Frente a ello, el TJA acordó en sesión celebrada el 26 de mayo, remitida ya al Tribunal Colegiado, que en efecto “es de imposible ejecución” el fallo federal, e incluso le anexó constancias para probar su postura.
Sin embargo, el Colegiado no dio por concluido ese asunto y ayer anunció que ha dado un plazo de 10 días para que el tribunal administrativo demuestre el acatamiento de la ejecutoria de amparo, o bien exponga “de manera fundada y motivada” las razones que tenga en relación al incumplimiento de la sentencia.

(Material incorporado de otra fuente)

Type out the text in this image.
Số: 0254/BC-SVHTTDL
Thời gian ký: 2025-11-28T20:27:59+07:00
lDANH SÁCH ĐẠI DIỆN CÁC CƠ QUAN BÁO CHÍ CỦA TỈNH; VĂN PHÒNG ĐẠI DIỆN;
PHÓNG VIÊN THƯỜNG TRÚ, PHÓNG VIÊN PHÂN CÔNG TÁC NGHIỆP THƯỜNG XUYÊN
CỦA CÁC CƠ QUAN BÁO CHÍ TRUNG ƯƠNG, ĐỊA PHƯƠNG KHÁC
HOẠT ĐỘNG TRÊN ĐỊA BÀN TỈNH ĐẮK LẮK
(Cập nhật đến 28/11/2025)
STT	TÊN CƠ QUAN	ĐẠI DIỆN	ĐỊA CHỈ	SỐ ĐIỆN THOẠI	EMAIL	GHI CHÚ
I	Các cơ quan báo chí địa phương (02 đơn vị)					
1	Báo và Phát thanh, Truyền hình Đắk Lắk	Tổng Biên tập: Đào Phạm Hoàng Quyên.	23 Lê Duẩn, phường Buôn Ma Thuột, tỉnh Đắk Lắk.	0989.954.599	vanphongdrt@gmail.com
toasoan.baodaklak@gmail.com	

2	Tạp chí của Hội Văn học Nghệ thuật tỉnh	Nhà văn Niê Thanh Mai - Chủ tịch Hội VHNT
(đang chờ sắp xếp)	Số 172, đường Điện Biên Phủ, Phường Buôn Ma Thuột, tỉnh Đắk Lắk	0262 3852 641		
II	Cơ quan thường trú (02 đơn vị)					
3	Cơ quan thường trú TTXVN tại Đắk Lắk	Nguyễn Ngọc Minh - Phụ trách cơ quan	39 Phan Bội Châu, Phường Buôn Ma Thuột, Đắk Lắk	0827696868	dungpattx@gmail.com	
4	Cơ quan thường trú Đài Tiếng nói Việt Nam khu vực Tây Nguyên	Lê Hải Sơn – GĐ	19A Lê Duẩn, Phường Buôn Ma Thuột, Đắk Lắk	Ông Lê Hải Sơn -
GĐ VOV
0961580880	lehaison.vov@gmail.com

Y, al igual como ya lo ha hecho en otras ocasiones, el tribunal federal advirtió que de otra forma se continuará con el procedimiento contra los funcionarios que resulten responsables, para que se ordene la separación del cargo y consignación penal ante un juez de Distrito.
La Secretaría de la Contraloría y el TJA han resuelto que es imposible reinstalar a Montes de Oca puesto que fue separado como presidente del Tribunal de Conciliación por el propio Pleno de ese organismo y antes del fallo emitido por la Contraloría, consistente en su cese –aunque ya no era funcionario- y la inhabilitación para ocupar cargos públicos. Sólo esta última parte es la que ha sido acatada.